🤖 AI Summary
This work addresses the degradation in pose estimation that arises when geometric foundation models (GFMs) are directly employed for SLAM tracking, due to their inherent geometric inaccuracies. To mitigate this issue, the authors propose a decoupled framework that leverages classical feature-based SLAM for robust, low-latency pose tracking, while delegating dense mapping exclusively to the GFM. Scale consistency in reconstruction is preserved through pose anchoring and a lightweight submap-scale optimization module. This approach represents the first effort to decouple SLAM from GFMs, effectively preventing the propagation of GFM-induced errors into the pose estimation pipeline.
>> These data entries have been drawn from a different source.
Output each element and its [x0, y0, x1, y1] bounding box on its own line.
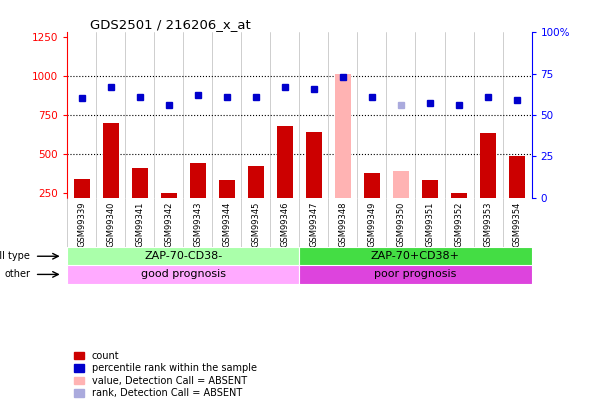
- Text: GSM99349: GSM99349: [367, 202, 376, 247]
- Bar: [132, 168, 148, 198]
- Text: GSM99345: GSM99345: [251, 202, 260, 247]
- Bar: [74, 179, 90, 198]
- Bar: [103, 123, 119, 198]
- Text: GSM99341: GSM99341: [135, 202, 144, 247]
- Text: GDS2501 / 216206_x_at: GDS2501 / 216206_x_at: [90, 18, 251, 31]
- Text: ZAP-70+CD38+: ZAP-70+CD38+: [371, 251, 460, 261]
- Text: GSM99351: GSM99351: [425, 202, 434, 247]
- Bar: [451, 193, 467, 198]
- Bar: [422, 181, 438, 198]
- Bar: [67, 247, 299, 265]
- Text: GSM99346: GSM99346: [280, 202, 290, 247]
- Text: GSM99344: GSM99344: [222, 202, 232, 247]
- Text: GSM99342: GSM99342: [164, 202, 174, 247]
- Text: ZAP-70-CD38-: ZAP-70-CD38-: [144, 251, 222, 261]
- Text: cell type: cell type: [0, 251, 30, 261]
- Bar: [219, 181, 235, 198]
- Bar: [248, 166, 264, 198]
- Bar: [277, 126, 293, 198]
- Text: poor prognosis: poor prognosis: [375, 269, 456, 279]
- Legend: count, percentile rank within the sample, value, Detection Call = ABSENT, rank, : count, percentile rank within the sample…: [72, 349, 258, 400]
- Text: GSM99339: GSM99339: [77, 202, 86, 247]
- Text: GSM99354: GSM99354: [513, 202, 522, 247]
- Text: GSM99350: GSM99350: [397, 202, 406, 247]
- Bar: [393, 171, 409, 198]
- Bar: [364, 173, 380, 198]
- Bar: [67, 265, 299, 284]
- Text: GSM99340: GSM99340: [106, 202, 115, 247]
- Bar: [299, 265, 532, 284]
- Bar: [161, 193, 177, 198]
- Bar: [509, 156, 525, 198]
- Bar: [335, 75, 351, 198]
- Bar: [480, 133, 496, 198]
- Text: other: other: [4, 269, 30, 279]
- Text: GSM99352: GSM99352: [455, 202, 464, 247]
- Bar: [190, 163, 206, 198]
- Bar: [306, 132, 322, 198]
- Text: GSM99347: GSM99347: [309, 202, 318, 247]
- Text: GSM99353: GSM99353: [483, 202, 492, 247]
- Text: good prognosis: good prognosis: [141, 269, 226, 279]
- Text: GSM99343: GSM99343: [193, 202, 202, 247]
- Bar: [299, 247, 532, 265]
- Text: GSM99348: GSM99348: [338, 202, 348, 247]
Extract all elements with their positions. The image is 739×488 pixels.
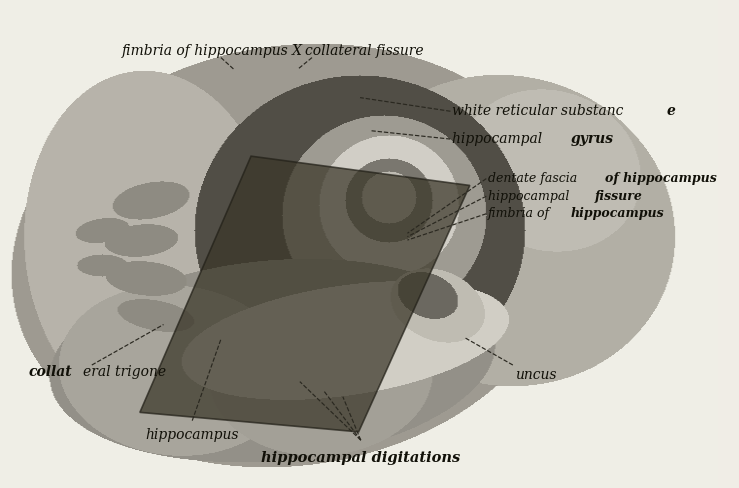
Text: eral trigone: eral trigone — [84, 365, 166, 379]
Text: fissure: fissure — [595, 190, 642, 203]
Text: hippocampal digitations: hippocampal digitations — [261, 451, 460, 465]
Polygon shape — [140, 156, 470, 432]
Text: fimbria of: fimbria of — [488, 207, 554, 220]
Text: gyrus: gyrus — [571, 132, 613, 146]
Text: dentate fascia: dentate fascia — [488, 172, 581, 185]
Text: uncus: uncus — [515, 368, 556, 382]
Text: white reticular substanc: white reticular substanc — [452, 104, 623, 118]
Text: hippocampus: hippocampus — [571, 207, 664, 220]
Text: of hippocampus: of hippocampus — [605, 172, 716, 185]
Text: e: e — [667, 104, 675, 118]
Text: collateral fissure: collateral fissure — [305, 44, 423, 58]
Text: hippocampal: hippocampal — [488, 190, 573, 203]
Text: fimbria of hippocampus X: fimbria of hippocampus X — [122, 44, 303, 58]
Text: collat: collat — [29, 365, 72, 379]
Text: hippocampal: hippocampal — [452, 132, 547, 146]
Text: hippocampus: hippocampus — [146, 428, 239, 442]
Experimental results demonstrate reconstruction errors of 2 cm per 10 m indoors and 10 cm per 30 m outdoors, with trajectory accuracy and reconstruction quality improving by 10%–20% over state-of-the-art methods in large-scale indoor and outdoor environments.
📝 Abstract
Recent works have explored unifying SLAM with geometric foundation models (GFMs). However, directly using GFM predictions for tracking is highly sensitive to model capability and uncertainty, as geometric inaccuracies in the predictions can adversely affect pose estimation. To address this limitation, we present a decoupled framework that integrates classical feature-based SLAM with GFMs, which achieves higher quality and more consistent dense reconstruction. In brief, we use classical visual SLAM for robust low-latency tracking and use GFMs exclusively for mapping. By anchoring mapping to poses produced by the SLAM module and optimizing across depth scales, the proposed design avoids propagating inaccuracies from GFM predictions into pose estimation while imposing geometric constraints on the reconstruction. The system builds submaps from multiple posed keyframes and enforces scale consistency via lightweight frame and submap scale optimization. It also performs projection-based point cloud fusion within each submap, and updates submaps online to reflect trajectory updates from the feature-based SLAM. To evaluate tracking and reconstruction of our method, we introduce a loop-rich, building-scale indoor dataset with accurate sensor trajectories and LiDAR ground-truth. Experiments show that our approach achieves superior trajectory accuracy while improving reconstruction precision by 10%-20% over existing methods, with about 2 cm reconstruction error per 10 m chunk on building-scale dataset. On large-scale outdoor datasets, it attains 10 cm error per 30 m chunk (w.r.t LiDAR ground-truth models).